The BMBF is funding an interdisciplinary accompanying project at the Zittau/Görlitz University of Applied Sciences.
Around 80 percent of the 4.1 million people currently in need of care in Germany are cared for in their own homes. The main burden of this care is borne by relatives and other informal caregivers. To relieve the burden on these groups, there is increasing discussion about how digital services can provide support with care. However, socio-technical innovations can only provide real added value if they meet the diverse needs of the target group of informal carers as well as the specific care settings - a challenge that requires the early involvement of informal carers in the development of technological approaches.
The project "Participation and co-creation for innovative technologies for informal carers and care communities", PiTiPS for short, funded by the Federal Ministry of Education and Research (BMBF), is dedicated to addressing this need. Led by the Institute for Multimedia and Interactive Systems (IMIS) at the University of Lübeck, the PiTiPS project combines expertise from research and practice (social, care and behavioral sciences, gerontology, participation and technology research) with the perspective of representatives of informal caregivers in order to systematically integrate the diversity of informal care into research and design processes . This transdisciplinary approach is intended to identify the prerequisites for the successful integration of informal caregivers in a wide variety of care contexts, such as the care of chronically ill children, care in rural areas or care by young adults, and to directly support other research and development projects in this integration.

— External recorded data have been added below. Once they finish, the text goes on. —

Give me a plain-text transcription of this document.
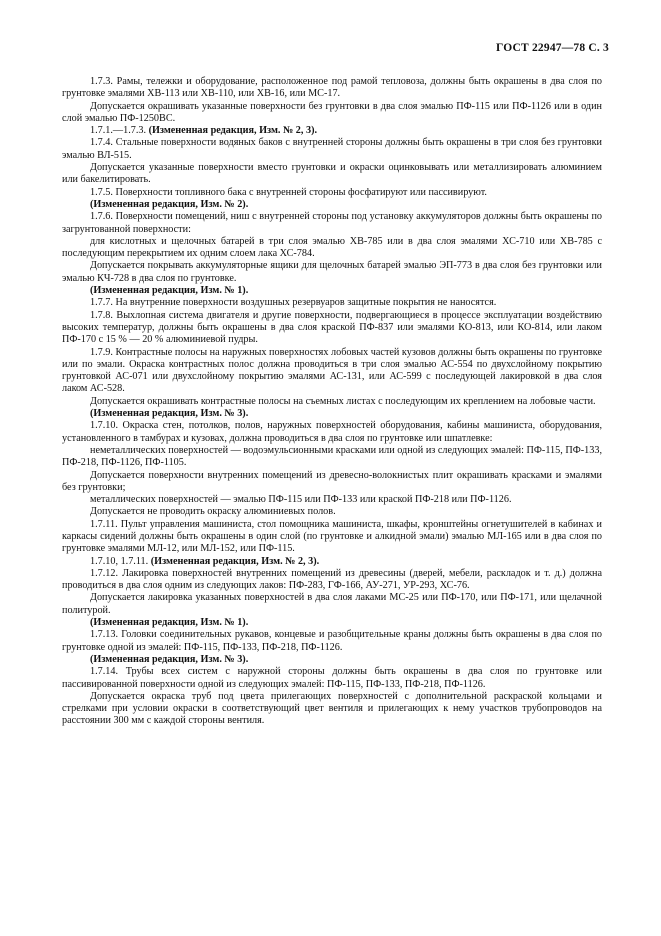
ГОСТ 22947—78 С. 3

1.7.3. Рамы, тележки и оборудование, расположенное под рамой тепловоза, должны быть окрашены в два слоя по грунтовке эмалями ХВ-113 или ХВ-110, или ХВ-16, или МС-17.

Допускается окрашивать указанные поверхности без грунтовки в два слоя эмалью ПФ-115 или ПФ-1126 или в один слой эмалью ПФ-1250ВС.

1.7.1.—1.7.3. (Измененная редакция, Изм. № 2, 3).

1.7.4. Стальные поверхности водяных баков с внутренней стороны должны быть окрашены в три слоя без грунтовки эмалью ВЛ-515.

Допускается указанные поверхности вместо грунтовки и окраски оцинковывать или металлизировать алюминием или бакелитировать.

1.7.5. Поверхности топливного бака с внутренней стороны фосфатируют или пассивируют.

(Измененная редакция, Изм. № 2).

1.7.6. Поверхности помещений, ниш с внутренней стороны под установку аккумуляторов должны быть окрашены по загрунтованной поверхности:

для кислотных и щелочных батарей в три слоя эмалью ХВ-785 или в два слоя эмалями ХС-710 или ХВ-785 с последующим перекрытием их одним слоем лака ХС-784.

Допускается покрывать аккумуляторные ящики для щелочных батарей эмалью ЭП-773 в два слоя без грунтовки или эмалью КЧ-728 в два слоя по грунтовке.

(Измененная редакция, Изм. № 1).

1.7.7. На внутренние поверхности воздушных резервуаров защитные покрытия не наносятся.

1.7.8. Выхлопная система двигателя и другие поверхности, подвергающиеся в процессе эксплуатации воздействию высоких температур, должны быть окрашены в два слоя краской ПФ-837 или эмалями КО-813, или КО-814, или лаком ПФ-170 с 15 % — 20 % алюминиевой пудры.

1.7.9. Контрастные полосы на наружных поверхностях лобовых частей кузовов должны быть окрашены по грунтовке или по эмали. Окраска контрастных полос должна проводиться в три слоя эмалью АС-554 по двухслойному покрытию грунтовкой АС-071 или двухслойному покрытию эмалями АС-131, или АС-599 с последующей лакировкой в два слоя лаком АС-528.

Допускается окрашивать контрастные полосы на съемных листах с последующим их креплением на лобовые части.

(Измененная редакция, Изм. № 3).

1.7.10. Окраска стен, потолков, полов, наружных поверхностей оборудования, кабины машиниста, оборудования, установленного в тамбурах и кузовах, должна проводиться в два слоя по грунтовке или шпатлевке:

неметаллических поверхностей — водоэмульсионными красками или одной из следующих эмалей: ПФ-115, ПФ-133, ПФ-218, ПФ-1126, ПФ-1105.

Допускается поверхности внутренних помещений из древесно-волокнистых плит окрашивать красками и эмалями без грунтовки;

металлических поверхностей — эмалью ПФ-115 или ПФ-133 или краской ПФ-218 или ПФ-1126.

Допускается не проводить окраску алюминиевых полов.

1.7.11. Пульт управления машиниста, стол помощника машиниста, шкафы, кронштейны огнетушителей в кабинах и каркасы сидений должны быть окрашены в один слой (по грунтовке и алкидной эмали) эмалью МЛ-165 или в два слоя по грунтовке эмалями МЛ-12, или МЛ-152, или ПФ-115.

1.7.10, 1.7.11. (Измененная редакция, Изм. № 2, 3).

1.7.12. Лакировка поверхностей внутренних помещений из древесины (дверей, мебели, раскладок и т. д.) должна проводиться в два слоя одним из следующих лаков: ПФ-283, ГФ-166, АУ-271, УР-293, ХС-76.

Допускается лакировка указанных поверхностей в два слоя лаками МС-25 или ПФ-170, или ПФ-171, или щелачной политурой.

(Измененная редакция, Изм. № 1).

1.7.13. Головки соединительных рукавов, концевые и разобщительные краны должны быть окрашены в два слоя по грунтовке одной из эмалей: ПФ-115, ПФ-133, ПФ-218, ПФ-1126.

(Измененная редакция, Изм. № 3).

1.7.14. Трубы всех систем с наружной стороны должны быть окрашены в два слоя по грунтовке или пассивированной поверхности одной из следующих эмалей: ПФ-115, ПФ-133, ПФ-218, ПФ-1126.

Допускается окраска труб под цвета прилегающих поверхностей с дополнительной раскраской кольцами и стрелками при условии окраски в соответствующий цвет вентиля и прилегающих к нему участков трубопроводов на расстоянии 300 мм с каждой стороны вентиля.
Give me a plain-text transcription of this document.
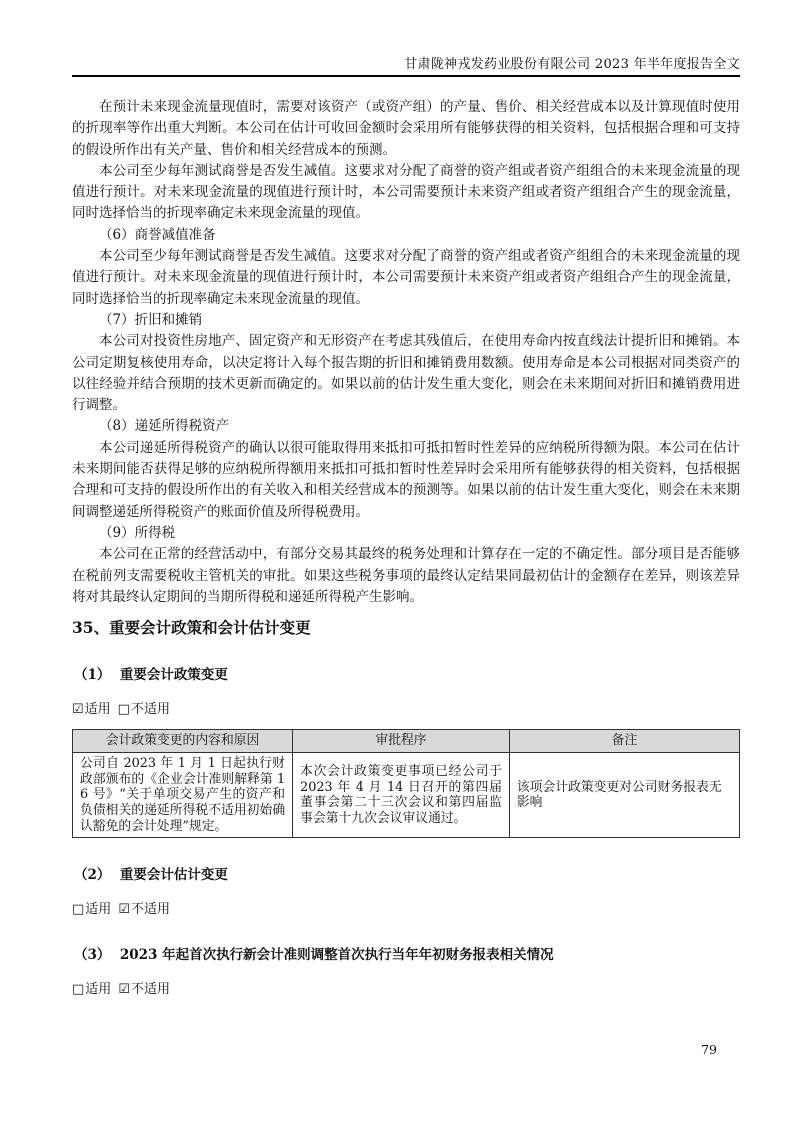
甘肃陇神戎发药业股份有限公司 2023 年半年度报告全文

在预计未来现金流量现值时，需要对该资产（或资产组）的产量、售价、相关经营成本以及计算现值时使用的折现率等作出重大判断。本公司在估计可收回金额时会采用所有能够获得的相关资料，包括根据合理和可支持的假设所作出有关产量、售价和相关经营成本的预测。

本公司至少每年测试商誉是否发生减值。这要求对分配了商誉的资产组或者资产组组合的未来现金流量的现值进行预计。对未来现金流量的现值进行预计时，本公司需要预计未来资产组或者资产组组合产生的现金流量，同时选择恰当的折现率确定未来现金流量的现值。

（6）商誉减值准备

本公司至少每年测试商誉是否发生减值。这要求对分配了商誉的资产组或者资产组组合的未来现金流量的现值进行预计。对未来现金流量的现值进行预计时，本公司需要预计未来资产组或者资产组组合产生的现金流量，同时选择恰当的折现率确定未来现金流量的现值。

（7）折旧和摊销

本公司对投资性房地产、固定资产和无形资产在考虑其残值后，在使用寿命内按直线法计提折旧和摊销。本公司定期复核使用寿命，以决定将计入每个报告期的折旧和摊销费用数额。使用寿命是本公司根据对同类资产的以往经验并结合预期的技术更新而确定的。如果以前的估计发生重大变化，则会在未来期间对折旧和摊销费用进行调整。

（8）递延所得税资产

本公司递延所得税资产的确认以很可能取得用来抵扣可抵扣暂时性差异的应纳税所得额为限。本公司在估计未来期间能否获得足够的应纳税所得额用来抵扣可抵扣暂时性差异时会采用所有能够获得的相关资料，包括根据合理和可支持的假设所作出的有关收入和相关经营成本的预测等。如果以前的估计发生重大变化，则会在未来期间调整递延所得税资产的账面价值及所得税费用。

（9）所得税

本公司在正常的经营活动中，有部分交易其最终的税务处理和计算存在一定的不确定性。部分项目是否能够在税前列支需要税收主管机关的审批。如果这些税务事项的最终认定结果同最初估计的金额存在差异，则该差异将对其最终认定期间的当期所得税和递延所得税产生影响。

35、重要会计政策和会计估计变更
（1） 重要会计政策变更
☑适用 □不适用
会计政策变更的内容和原因	审批程序	备注
公司自 2023 年 1 月 1 日起执行财政部颁布的《企业会计准则解释第 16 号》“关于单项交易产生的资产和负债相关的递延所得税不适用初始确认豁免的会计处理”规定。	本次会计政策变更事项已经公司于 2023 年 4 月 14 日召开的第四届董事会第二十三次会议和第四届监事会第十九次会议审议通过。	该项会计政策变更对公司财务报表无影响
（2） 重要会计估计变更
□适用 ☑不适用
（3） 2023 年起首次执行新会计准则调整首次执行当年年初财务报表相关情况
□适用 ☑不适用
79
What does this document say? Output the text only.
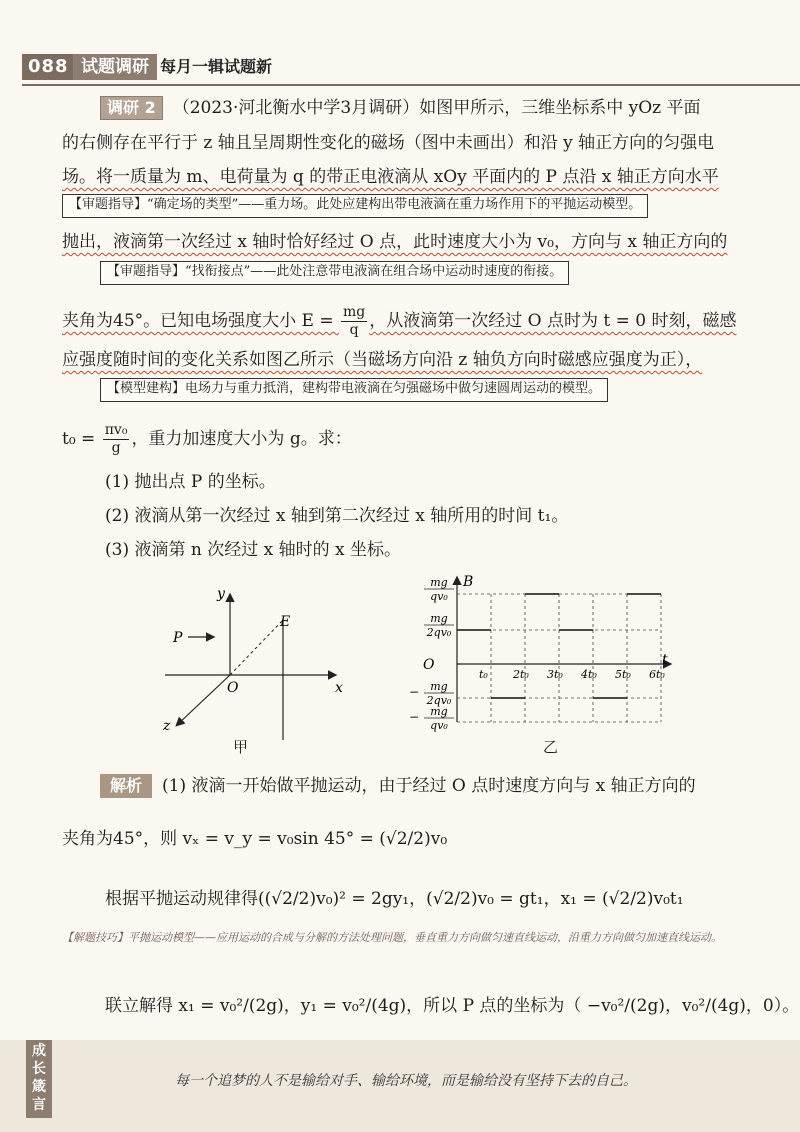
088 试题调研 每月一辑试题新
调研 2 （2023·河北衡水中学3月调研）如图甲所示，三维坐标系中 yOz 平面
的右侧存在平行于 z 轴且呈周期性变化的磁场（图中未画出）和沿 y 轴正方向的匀强电
场。将一质量为 m、电荷量为 q 的带正电液滴从 xOy 平面内的 P 点沿 x 轴正方向水平
【审题指导】“确定场的类型”——重力场。此处应建构出带电液滴在重力场作用下的平抛运动模型。
抛出，液滴第一次经过 x 轴时恰好经过 O 点，此时速度大小为 v₀，方向与 x 轴正方向的
【审题指导】“找衔接点”——此处注意带电液滴在组合场中运动时速度的衔接。
夹角为45°。已知电场强度大小 $E = \frac{mg}{q}$ ，从液滴第一次经过 O 点时为 t = 0 时刻，磁感
应强度随时间的变化关系如图乙所示（当磁场方向沿 z 轴负方向时磁感应强度为正），
【模型建构】电场力与重力抵消，建构带电液滴在匀强磁场中做匀速圆周运动的模型。
$t_0 = \frac{\text{πv₀}}{g}$ ，重力加速度大小为 g。求：
(1) 抛出点 P 的坐标。
(2) 液滴从第一次经过 x 轴到第二次经过 x 轴所用的时间 t₁。
(3) 液滴第 n 次经过 x 轴时的 x 坐标。
y
x
z
O
E
P
甲
B
t
O
mg
qv₀
mg
2qv₀
− mg
2qv₀
− mg
qv₀
t₀ 2t₀ 3t₀ 4t₀ 5t₀ 6t₀
乙
解析 (1) 液滴一开始做平抛运动，由于经过 O 点时速度方向与 x 轴正方向的
夹角为45°，则 vₓ = v_y = v₀sin 45° = (√2/2)v₀
根据平抛运动规律得((√2/2)v₀)² = 2gy₁，(√2/2)v₀ = gt₁，x₁ = (√2/2)v₀t₁
【解题技巧】平抛运动模型——应用运动的合成与分解的方法处理问题，垂直重力方向做匀速直线运动，沿重力方向做匀加速直线运动。
联立解得 x₁ = v₀²/(2g)，y₁ = v₀²/(4g)，所以 P 点的坐标为（ −v₀²/(2g)，v₀²/(4g)，0）。
成长箴言
每一个追梦的人不是输给对手、输给环境，而是输给没有坚持下去的自己。
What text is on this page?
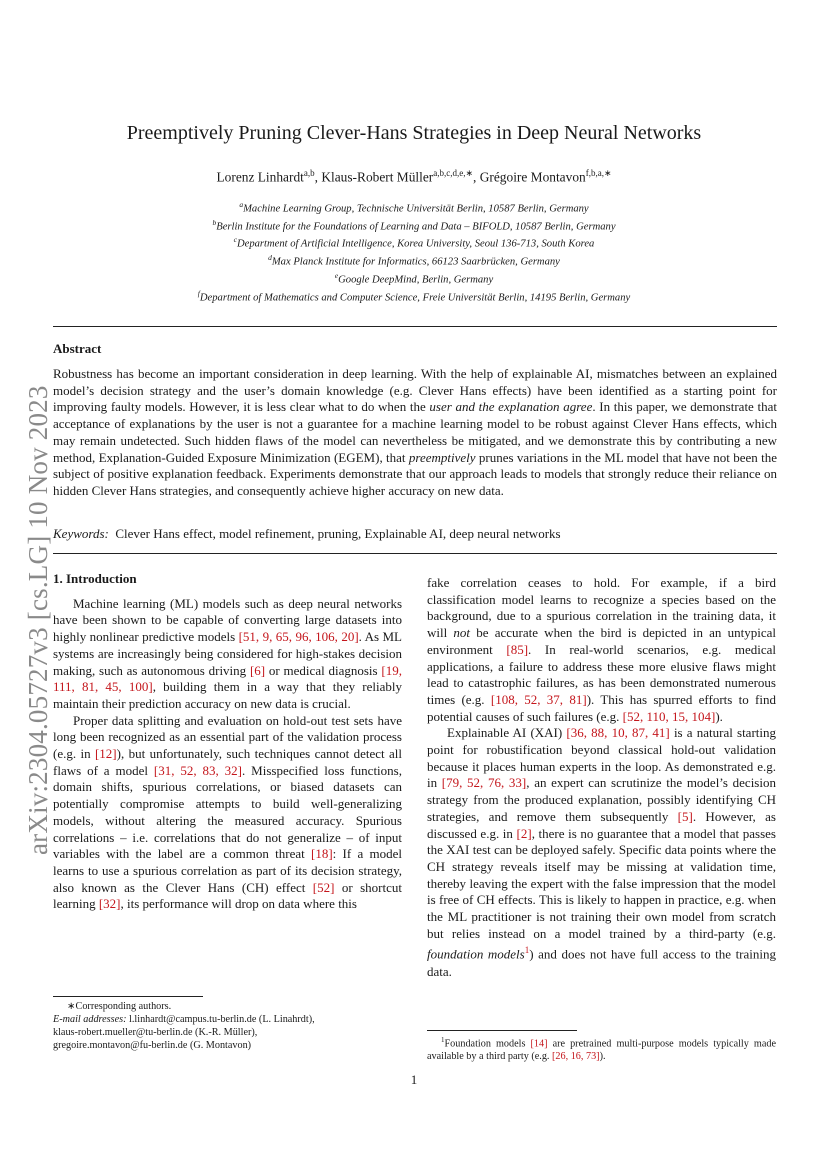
arXiv:2304.05727v3 [cs.LG] 10 Nov 2023
Preemptively Pruning Clever-Hans Strategies in Deep Neural Networks
Lorenz Linhardt$^{a,b}$, Klaus-Robert Müller$^{a,b,c,d,e,∗}$, Grégoire Montavon$^{f,b,a,∗}$
$^a$Machine Learning Group, Technische Universität Berlin, 10587 Berlin, Germany
$^b$Berlin Institute for the Foundations of Learning and Data – BIFOLD, 10587 Berlin, Germany
$^c$Department of Artificial Intelligence, Korea University, Seoul 136-713, South Korea
$^d$Max Planck Institute for Informatics, 66123 Saarbrücken, Germany
$^e$Google DeepMind, Berlin, Germany
$^f$Department of Mathematics and Computer Science, Freie Universität Berlin, 14195 Berlin, Germany
Abstract
Robustness has become an important consideration in deep learning. With the help of explainable AI, mismatches between an explained model’s decision strategy and the user’s domain knowledge (e.g. Clever Hans effects) have been identified as a starting point for improving faulty models. However, it is less clear what to do when the user and the explanation agree. In this paper, we demonstrate that acceptance of explanations by the user is not a guarantee for a machine learning model to be robust against Clever Hans effects, which may remain undetected. Such hidden flaws of the model can nevertheless be mitigated, and we demonstrate this by contributing a new method, Explanation-Guided Exposure Minimization (EGEM), that preemptively prunes variations in the ML model that have not been the subject of positive explanation feedback. Experiments demonstrate that our approach leads to models that strongly reduce their reliance on hidden Clever Hans strategies, and consequently achieve higher accuracy on new data.
Keywords: Clever Hans effect, model refinement, pruning, Explainable AI, deep neural networks
1. Introduction

Machine learning (ML) models such as deep neural networks have been shown to be capable of converting large datasets into highly nonlinear predictive models [51, 9, 65, 96, 106, 20]. As ML systems are increasingly being considered for high-stakes decision making, such as autonomous driving [6] or medical diagnosis [19, 111, 81, 45, 100], building them in a way that they reliably maintain their prediction accuracy on new data is crucial.

Proper data splitting and evaluation on hold-out test sets have long been recognized as an essential part of the validation process (e.g. in [12]), but unfortunately, such techniques cannot detect all flaws of a model [31, 52, 83, 32]. Misspecified loss functions, domain shifts, spurious correlations, or biased datasets can potentially compromise attempts to build well-generalizing models, without altering the measured accuracy. Spurious correlations – i.e. correlations that do not generalize – of input variables with the label are a common threat [18]: If a model learns to use a spurious correlation as part of its decision strategy, also known as the Clever Hans (CH) effect [52] or shortcut learning [32], its performance will drop on data where this

∗Corresponding authors.
E-mail addresses: l.linhardt@campus.tu-berlin.de (L. Linahrdt),
klaus-robert.mueller@tu-berlin.de (K.-R. Müller),
gregoire.montavon@fu-berlin.de (G. Montavon)

fake correlation ceases to hold. For example, if a bird classification model learns to recognize a species based on the background, due to a spurious correlation in the training data, it will not be accurate when the bird is depicted in an untypical environment [85]. In real-world scenarios, e.g. medical applications, a failure to address these more elusive flaws might lead to catastrophic failures, as has been demonstrated numerous times (e.g. [108, 52, 37, 81]). This has spurred efforts to find potential causes of such failures (e.g. [52, 110, 15, 104]).

Explainable AI (XAI) [36, 88, 10, 87, 41] is a natural starting point for robustification beyond classical hold-out validation because it places human experts in the loop. As demonstrated e.g. in [79, 52, 76, 33], an expert can scrutinize the model’s decision strategy from the produced explanation, possibly identifying CH strategies, and remove them subsequently [5]. However, as discussed e.g. in [2], there is no guarantee that a model that passes the XAI test can be deployed safely. Specific data points where the CH strategy reveals itself may be missing at validation time, thereby leaving the expert with the false impression that the model is free of CH effects. This is likely to happen in practice, e.g. when the ML practitioner is not training their own model from scratch but relies instead on a model trained by a third-party (e.g. foundation models$^1$) and does not have full access to the training data.

$^1$Foundation models [14] are pretrained multi-purpose models typically made available by a third party (e.g. [26, 16, 73]).
1
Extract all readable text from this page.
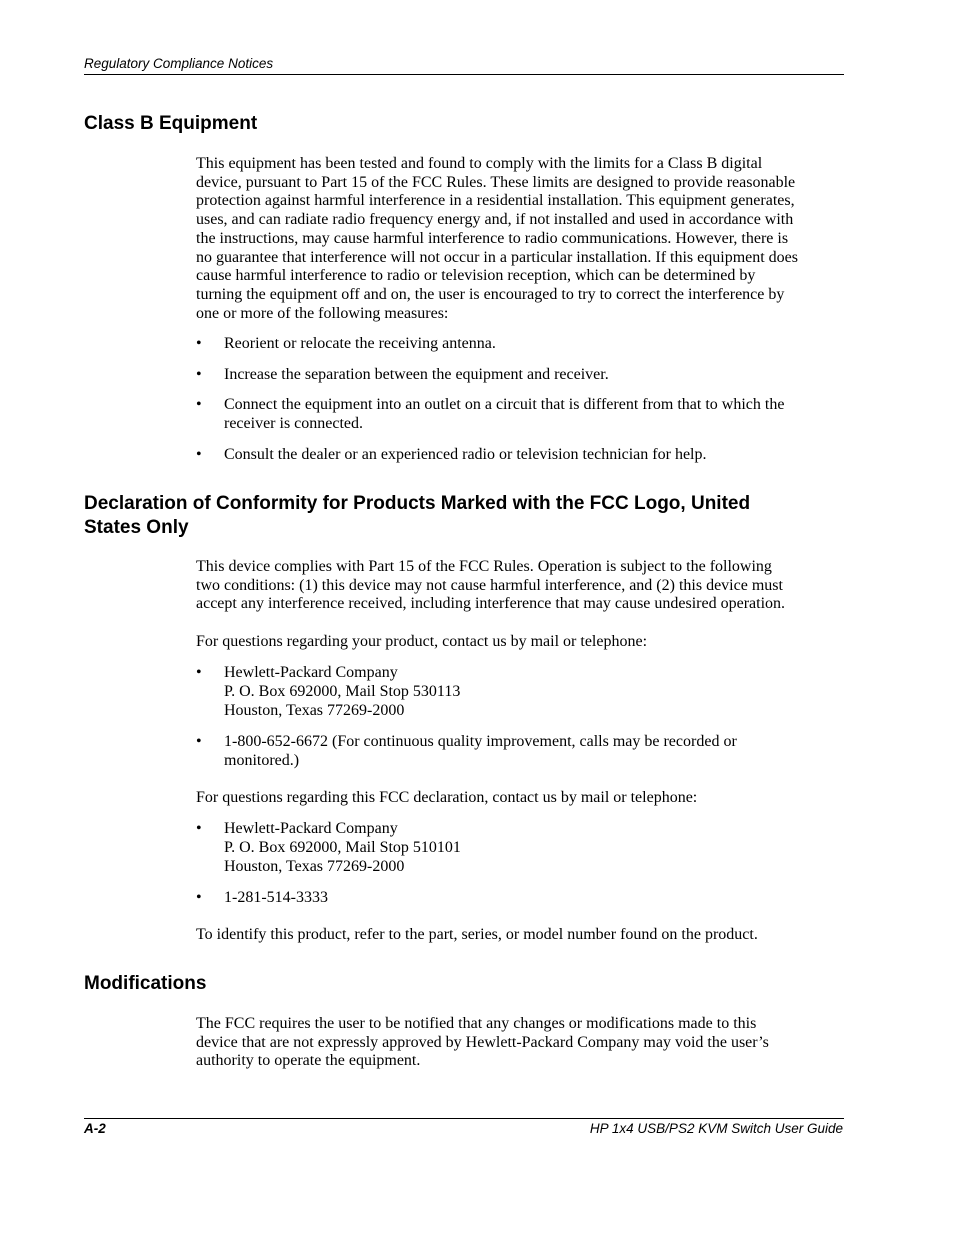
Regulatory Compliance Notices
Class B Equipment
This equipment has been tested and found to comply with the limits for a Class B digital
device, pursuant to Part 15 of the FCC Rules. These limits are designed to provide reasonable
protection against harmful interference in a residential installation. This equipment generates,
uses, and can radiate radio frequency energy and, if not installed and used in accordance with
the instructions, may cause harmful interference to radio communications. However, there is
no guarantee that interference will not occur in a particular installation. If this equipment does
cause harmful interference to radio or television reception, which can be determined by
turning the equipment off and on, the user is encouraged to try to correct the interference by
one or more of the following measures:
•	Reorient or relocate the receiving antenna.
•	Increase the separation between the equipment and receiver.
•	Connect the equipment into an outlet on a circuit that is different from that to which the
receiver is connected.
•	Consult the dealer or an experienced radio or television technician for help.
Declaration of Conformity for Products Marked with the FCC Logo, United
States Only
This device complies with Part 15 of the FCC Rules. Operation is subject to the following
two conditions: (1) this device may not cause harmful interference, and (2) this device must
accept any interference received, including interference that may cause undesired operation.
For questions regarding your product, contact us by mail or telephone:
•	Hewlett-Packard Company
P. O. Box 692000, Mail Stop 530113
Houston, Texas 77269-2000
•	1-800-652-6672 (For continuous quality improvement, calls may be recorded or
monitored.)
For questions regarding this FCC declaration, contact us by mail or telephone:
•	Hewlett-Packard Company
P. O. Box 692000, Mail Stop 510101
Houston, Texas 77269-2000
•	1-281-514-3333
To identify this product, refer to the part, series, or model number found on the product.
Modifications
The FCC requires the user to be notified that any changes or modifications made to this
device that are not expressly approved by Hewlett-Packard Company may void the user’s
authority to operate the equipment.
A-2	HP 1x4 USB/PS2 KVM Switch User Guide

During the four-year project period from May 2022 to January 2026, the PiTiPS project will accompany various collaborative projects from the research context of informal care in order to strengthen approaches and methods for the participation of informal caregivers in technology innovation. To this end, the project team is pursuing a dual strategy: (1) providing technical infrastructures and scientific knowledge and (2) analyzing participation approaches in order to further develop theoretical models and methods and derive recommendations for action. Participatory formats and co-design, digital and analog, are tested and implemented in two so-called "participation labs", i.e. laboratories for the implementation of participation methods. The focus here is on active collaboration between the target group, i.e. informal caregivers, and experts from the field of research in order to try out and further develop methods and approaches in various workshops. In addition, a digital "participation hub" serves as a platform for initiating and mapping joint learning processes. The consultation and support process is supplemented by joint research workshops with the collaborative projects from all over Germany.
The GAT Institute 's project partners are the Institute for Multimedia and Interactive Systems and the Institute for Social Medicine and Epidemiology at the University of Lübeck, Furtwangen University, the Bavarian Research Center for Digital Care at Kempten University of Applied Sciences and "wir pflegen - Interessenvertretung und Selbsthilfe pflegender Angehöriger e.V.".